What was the Crisis, the Appalling, Sudden Wrenching of the Human Spirit during the Beginning of the Second Decade of the Twentieth Century?

That gave us, first, the Iniquitous Income Tax, then the Federal Reserve (and with it, the same year, in Paris, the first performance of Stravinsky's Sacre du Printemps), and then the First World War? All of which led on, by a sort of doomed necessity, to the Espionage Act of 1917, to the bloody abomination of American Participation in the war, and to the Volstead Act of October 28, 1919, and to the flourishing of American Fascism under J. Edgar Hoover and Henry J. Anslinger.  What was the compulsion which drove us from prosperity and freedom to poverty, mass destruction and enslavement of our souls?  Just curious.

And, of course, just being curious, when I think of such lemming-like plunges of whole societies into what look, at first blush, like perfectly avoidable, utterly unnecessary cataclysm--I wonder if there were not perhaps other, less evident forces at work than the Powers Which supposedly Are. We know, for example, that much of the ill wrought by Woodrow Wilson was astoundingly subterfugitive, positively criminal in its underhanded fraudulence and extortion; this is usually evidence, in my experience, of the Mafia (Mob), and, behind them, of Flesh-eating Lizards from Outer Space.

Friday, May 01, 2015

The thing about these dusky Subcontinentals is they're very reluctant to tell us anything about themselves (They think we'll ridicule them)--and yet they're always, half-intentionally, inadvertently opening up and blurting out a flood of astounding information about themselves and the peculiarities of their existence that, despite ourselves, we can't help but find at least morbidly fascinating, if not utterly hilarious....

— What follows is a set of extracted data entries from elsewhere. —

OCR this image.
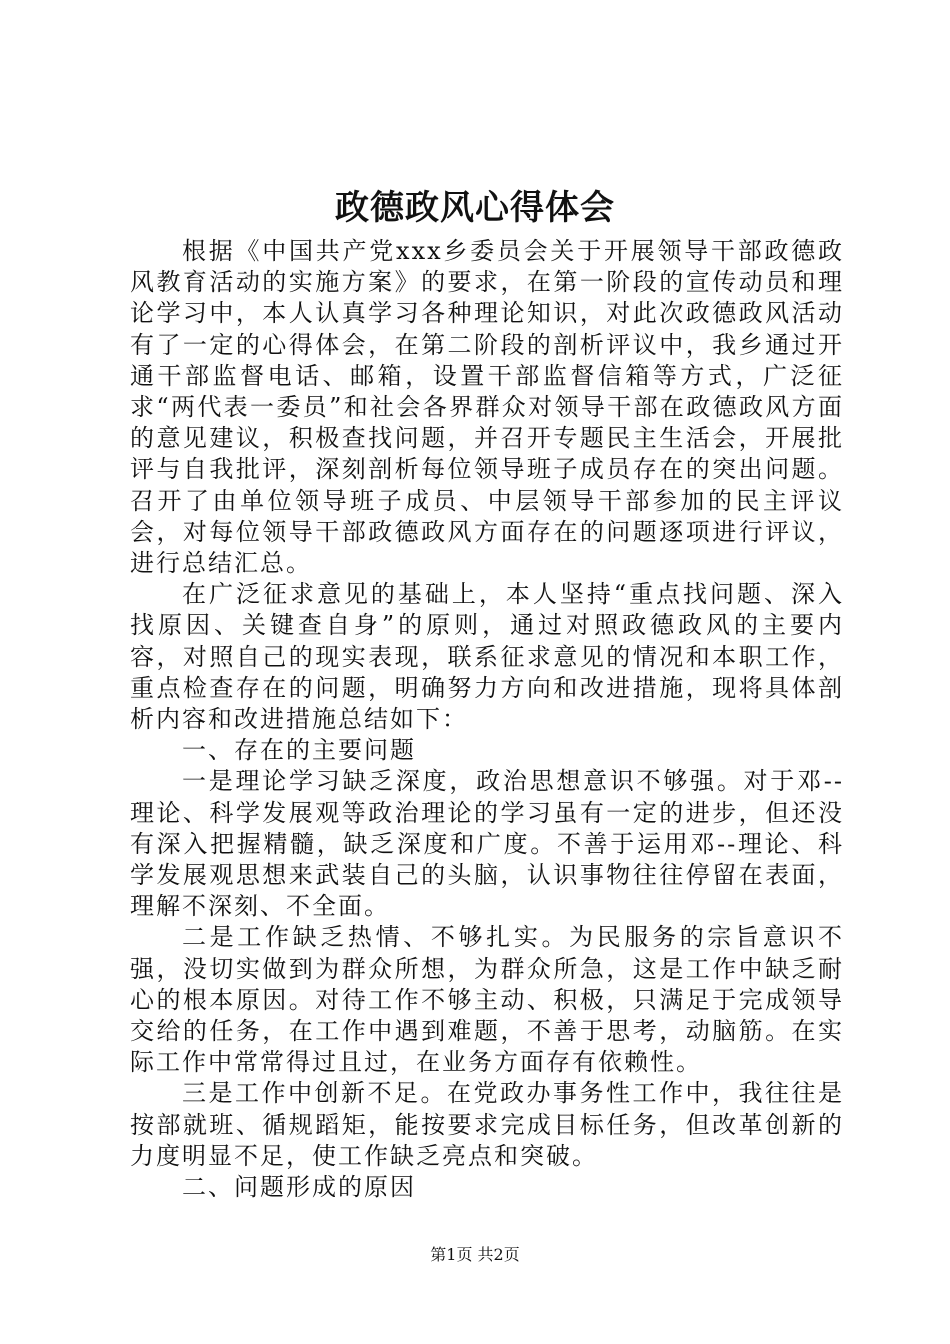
政德政风心得体会

根据《中国共产党xxx乡委员会关于开展领导干部政德政风教育活动的实施方案》的要求，在第一阶段的宣传动员和理论学习中，本人认真学习各种理论知识，对此次政德政风活动有了一定的心得体会，在第二阶段的剖析评议中，我乡通过开通干部监督电话、邮箱，设置干部监督信箱等方式，广泛征求“两代表一委员”和社会各界群众对领导干部在政德政风方面的意见建议，积极查找问题，并召开专题民主生活会，开展批评与自我批评，深刻剖析每位领导班子成员存在的突出问题。召开了由单位领导班子成员、中层领导干部参加的民主评议会，对每位领导干部政德政风方面存在的问题逐项进行评议，进行总结汇总。

在广泛征求意见的基础上，本人坚持“重点找问题、深入找原因、关键查自身”的原则，通过对照政德政风的主要内容，对照自己的现实表现，联系征求意见的情况和本职工作，重点检查存在的问题，明确努力方向和改进措施，现将具体剖析内容和改进措施总结如下：

一、存在的主要问题

一是理论学习缺乏深度，政治思想意识不够强。对于邓--理论、科学发展观等政治理论的学习虽有一定的进步，但还没有深入把握精髓，缺乏深度和广度。不善于运用邓--理论、科学发展观思想来武装自己的头脑，认识事物往往停留在表面，理解不深刻、不全面。

二是工作缺乏热情、不够扎实。为民服务的宗旨意识不强，没切实做到为群众所想，为群众所急，这是工作中缺乏耐心的根本原因。对待工作不够主动、积极，只满足于完成领导交给的任务，在工作中遇到难题，不善于思考，动脑筋。在实际工作中常常得过且过，在业务方面存有依赖性。

三是工作中创新不足。在党政办事务性工作中，我往往是按部就班、循规蹈矩，能按要求完成目标任务，但改革创新的力度明显不足，使工作缺乏亮点和突破。

二、问题形成的原因

第1页 共2页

Case in point:  The minarets at the four corners of the marble plinth that the Taj Mahal sits on.  I quote from an online tourist guide, published by the Department of Tourism, Government of UP, Uttar Pradesh:


"Four minarets  each more than 130 feet tall, display the designer's penchant for symmetry is (sic) set at the corners of the platform of the mausoleum and complete the architectural composition.  They were designed as working minarets, a traditional element of mosques, used by the muezzin to call the Islamic faithful to prayer.  Each minaret is effectively divided into three equal parts by two working balconies that ring the tower.  At the top of the tower is a final balcony surmounted by a chattri that mirrors the design of those on the tomb.  The chattris all share the same decorative elements of a lotus design topped by a gilded finial.  The staircase opens through rectangular doors onto the balconies, and windows providing light and ventilation. Although these are covered with grilles, the interior is full of bats, which makes the ascent difficult because they react with hysteria to a person's entrance...."

Still, before we quite expire from politely suppressed giggles, we need to know:  Exactly how, in what manner, does the hysteria of bats make a person's (more particularly, we suppose, a muezzin's) ascent of the spiral stair within a minaret difficult?  God, yes, we need to know that.